Social media defines you. What if they are completely wrong?
Pinterest and Threads seem to think I'm 60 years old or going through menopause. If you spend time in those strange content worlds, you can end up believing anything.
The experience of receiving personalized recommendations on applications like Pinterest raises questions about the effectiveness and relevance of these systems in the era of artificial intelligence. A few years ago, a user shared their frustration at canceling their wedding and still receiving hairstyle and decoration suggestions that no longer interested them. Although the responsibility for this phenomenon does not solely lie with Pinterest, the feeling that social media offers outdated content has become common.
In a context where tech companies use advanced AI systems to enhance their advertising performance, one might think that recommendations would have also evolved. However, that is not always the case. Despite the sophistication of the algorithms, many seem unable to shed old data and offer recommendations that do not match the user’s current reality. Three years after the "miscarriage problem" that Pinterest acknowledged, the author still receives inappropriate suggestions, such as hairstyles for older people, when in fact they are a millennial.
The impact is not limited to Pinterest; other platforms like Meta's Threads also face similar challenges. Threads, designed to be a distinct application, displays a site of mostly text-based updates and promotes interactions that have led the author to receive content related to menopause, despite it not being applicable to their situation. Even more puzzling is that this content seems to be filtered based on past interactions, but often inaccurately.
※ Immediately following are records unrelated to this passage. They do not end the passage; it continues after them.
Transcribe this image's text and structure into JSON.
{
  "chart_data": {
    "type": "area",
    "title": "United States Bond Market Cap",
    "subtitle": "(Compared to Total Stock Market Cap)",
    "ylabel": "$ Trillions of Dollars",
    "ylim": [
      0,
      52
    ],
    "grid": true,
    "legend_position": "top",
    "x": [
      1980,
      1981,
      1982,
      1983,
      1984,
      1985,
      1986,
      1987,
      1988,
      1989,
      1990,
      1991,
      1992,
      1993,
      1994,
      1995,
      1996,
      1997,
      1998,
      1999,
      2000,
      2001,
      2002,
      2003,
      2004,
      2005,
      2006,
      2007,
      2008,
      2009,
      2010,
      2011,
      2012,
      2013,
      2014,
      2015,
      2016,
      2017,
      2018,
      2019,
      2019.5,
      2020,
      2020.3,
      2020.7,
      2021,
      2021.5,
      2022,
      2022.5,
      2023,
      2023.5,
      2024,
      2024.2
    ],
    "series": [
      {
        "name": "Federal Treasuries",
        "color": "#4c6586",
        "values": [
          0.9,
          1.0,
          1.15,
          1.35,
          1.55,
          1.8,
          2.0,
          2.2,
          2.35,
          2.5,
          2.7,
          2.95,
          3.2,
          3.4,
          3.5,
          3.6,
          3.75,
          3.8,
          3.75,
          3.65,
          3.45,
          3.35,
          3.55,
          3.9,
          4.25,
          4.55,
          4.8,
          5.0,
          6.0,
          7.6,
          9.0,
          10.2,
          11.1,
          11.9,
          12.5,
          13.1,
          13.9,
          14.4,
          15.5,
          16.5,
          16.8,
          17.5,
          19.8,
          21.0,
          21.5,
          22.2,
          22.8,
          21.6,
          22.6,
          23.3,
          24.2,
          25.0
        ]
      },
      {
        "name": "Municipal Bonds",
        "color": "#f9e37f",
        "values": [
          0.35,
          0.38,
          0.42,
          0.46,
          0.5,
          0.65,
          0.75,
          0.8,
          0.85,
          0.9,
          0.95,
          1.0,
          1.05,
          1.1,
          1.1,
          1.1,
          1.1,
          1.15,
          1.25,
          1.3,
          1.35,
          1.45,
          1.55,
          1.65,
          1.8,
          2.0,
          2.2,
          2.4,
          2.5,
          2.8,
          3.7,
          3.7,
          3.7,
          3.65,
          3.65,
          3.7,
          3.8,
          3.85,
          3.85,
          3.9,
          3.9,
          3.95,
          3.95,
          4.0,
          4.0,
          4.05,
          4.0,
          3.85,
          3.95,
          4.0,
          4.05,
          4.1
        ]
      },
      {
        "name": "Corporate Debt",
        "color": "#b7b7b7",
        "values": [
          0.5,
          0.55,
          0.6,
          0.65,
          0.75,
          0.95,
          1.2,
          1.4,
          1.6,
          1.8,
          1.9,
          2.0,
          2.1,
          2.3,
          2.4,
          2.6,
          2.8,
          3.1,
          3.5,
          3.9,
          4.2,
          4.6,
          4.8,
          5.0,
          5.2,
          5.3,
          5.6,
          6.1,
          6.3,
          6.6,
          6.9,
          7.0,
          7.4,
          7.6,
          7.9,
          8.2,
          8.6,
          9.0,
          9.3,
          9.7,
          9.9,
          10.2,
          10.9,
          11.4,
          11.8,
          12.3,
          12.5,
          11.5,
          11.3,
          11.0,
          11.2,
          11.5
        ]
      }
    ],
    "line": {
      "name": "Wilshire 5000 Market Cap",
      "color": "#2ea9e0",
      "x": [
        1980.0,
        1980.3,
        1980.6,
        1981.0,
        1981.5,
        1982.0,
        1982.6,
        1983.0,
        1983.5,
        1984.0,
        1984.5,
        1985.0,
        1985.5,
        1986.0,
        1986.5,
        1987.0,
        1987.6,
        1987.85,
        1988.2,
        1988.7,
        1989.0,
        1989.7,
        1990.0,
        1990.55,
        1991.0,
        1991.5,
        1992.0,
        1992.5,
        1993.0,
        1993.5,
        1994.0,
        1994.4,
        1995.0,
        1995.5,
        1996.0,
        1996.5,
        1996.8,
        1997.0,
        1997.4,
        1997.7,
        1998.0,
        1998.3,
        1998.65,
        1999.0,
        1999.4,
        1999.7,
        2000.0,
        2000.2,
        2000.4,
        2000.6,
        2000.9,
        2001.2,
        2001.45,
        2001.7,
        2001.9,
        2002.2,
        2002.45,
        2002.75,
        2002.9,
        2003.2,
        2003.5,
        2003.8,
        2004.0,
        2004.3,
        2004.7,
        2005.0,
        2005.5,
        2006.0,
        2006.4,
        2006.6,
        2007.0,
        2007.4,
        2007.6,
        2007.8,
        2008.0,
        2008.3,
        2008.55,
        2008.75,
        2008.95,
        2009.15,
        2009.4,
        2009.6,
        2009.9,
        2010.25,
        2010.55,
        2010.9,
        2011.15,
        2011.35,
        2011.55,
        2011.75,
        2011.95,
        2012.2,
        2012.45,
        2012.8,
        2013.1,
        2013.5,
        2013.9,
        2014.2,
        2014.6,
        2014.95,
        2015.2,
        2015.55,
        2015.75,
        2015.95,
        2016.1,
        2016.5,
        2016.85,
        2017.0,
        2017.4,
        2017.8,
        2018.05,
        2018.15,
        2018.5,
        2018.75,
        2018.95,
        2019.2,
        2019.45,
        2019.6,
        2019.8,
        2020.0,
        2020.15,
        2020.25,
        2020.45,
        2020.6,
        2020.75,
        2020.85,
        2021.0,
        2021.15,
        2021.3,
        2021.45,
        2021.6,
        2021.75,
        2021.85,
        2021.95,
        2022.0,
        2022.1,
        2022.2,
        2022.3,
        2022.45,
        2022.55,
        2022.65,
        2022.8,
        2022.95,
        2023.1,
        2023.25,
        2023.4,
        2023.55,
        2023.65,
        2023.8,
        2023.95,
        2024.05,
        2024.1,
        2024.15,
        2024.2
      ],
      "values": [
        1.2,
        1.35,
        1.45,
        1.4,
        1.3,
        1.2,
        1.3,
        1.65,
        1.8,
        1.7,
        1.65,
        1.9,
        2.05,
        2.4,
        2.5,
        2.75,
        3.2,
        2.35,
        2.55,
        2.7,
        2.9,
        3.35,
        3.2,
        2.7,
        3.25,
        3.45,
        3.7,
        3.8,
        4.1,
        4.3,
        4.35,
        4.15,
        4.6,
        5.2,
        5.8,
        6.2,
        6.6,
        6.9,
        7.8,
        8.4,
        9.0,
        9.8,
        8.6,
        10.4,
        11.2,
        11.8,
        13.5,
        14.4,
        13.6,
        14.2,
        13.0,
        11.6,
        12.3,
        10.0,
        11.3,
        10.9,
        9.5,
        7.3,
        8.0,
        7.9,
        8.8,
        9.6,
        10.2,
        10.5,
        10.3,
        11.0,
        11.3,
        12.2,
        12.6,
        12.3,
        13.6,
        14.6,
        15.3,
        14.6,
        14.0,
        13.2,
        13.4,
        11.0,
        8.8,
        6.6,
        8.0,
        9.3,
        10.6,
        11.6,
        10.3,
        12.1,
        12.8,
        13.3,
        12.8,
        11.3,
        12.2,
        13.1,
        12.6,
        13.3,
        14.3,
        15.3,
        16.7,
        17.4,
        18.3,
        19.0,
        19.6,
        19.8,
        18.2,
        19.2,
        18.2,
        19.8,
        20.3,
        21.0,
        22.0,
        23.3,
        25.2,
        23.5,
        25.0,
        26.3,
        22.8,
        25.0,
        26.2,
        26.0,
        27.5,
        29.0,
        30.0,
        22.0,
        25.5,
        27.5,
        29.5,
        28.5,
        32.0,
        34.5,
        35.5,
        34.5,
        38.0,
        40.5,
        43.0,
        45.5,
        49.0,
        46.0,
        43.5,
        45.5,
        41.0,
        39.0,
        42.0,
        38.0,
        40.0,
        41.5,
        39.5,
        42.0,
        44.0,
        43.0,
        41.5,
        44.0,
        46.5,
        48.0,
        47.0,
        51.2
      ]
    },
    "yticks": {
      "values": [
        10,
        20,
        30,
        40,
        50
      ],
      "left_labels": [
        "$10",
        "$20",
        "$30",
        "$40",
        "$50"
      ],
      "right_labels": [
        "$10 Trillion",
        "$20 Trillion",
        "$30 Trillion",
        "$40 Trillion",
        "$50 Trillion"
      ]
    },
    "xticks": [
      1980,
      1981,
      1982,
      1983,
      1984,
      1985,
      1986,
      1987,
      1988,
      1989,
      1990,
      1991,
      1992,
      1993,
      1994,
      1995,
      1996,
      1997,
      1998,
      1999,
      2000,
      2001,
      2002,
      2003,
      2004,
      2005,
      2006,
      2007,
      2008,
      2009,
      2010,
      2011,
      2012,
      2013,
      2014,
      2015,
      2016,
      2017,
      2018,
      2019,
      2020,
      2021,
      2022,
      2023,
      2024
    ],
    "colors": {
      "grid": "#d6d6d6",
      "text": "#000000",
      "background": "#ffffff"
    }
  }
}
Meta explained that the content a user receives is based on various signals, such as accounts and posts they have previously interacted with. This highlights the lack of accuracy that can accompany the use of old data. Considering that the user has not logged into Pinterest for over a year, the application can only provide erroneous and outdated content.
The conclusion is that recommendation platforms require active user interaction to improve their accuracy, placing the burden on the user to update their preferences. This reliance on users to tailor the recommendation algorithms to their current situation signifies a shift in how we navigate our online identities. Instead of taking control of our digital experiences, we are forced to follow the recommendations of algorithms that, at times, do not reflect who we truly are.
In summary, although the goal of these technologies is to facilitate access to relevant content, current realities show that obsolescence and a lack of genuine communication with users persist, highlighting a significant challenge in the evolution of digital platforms.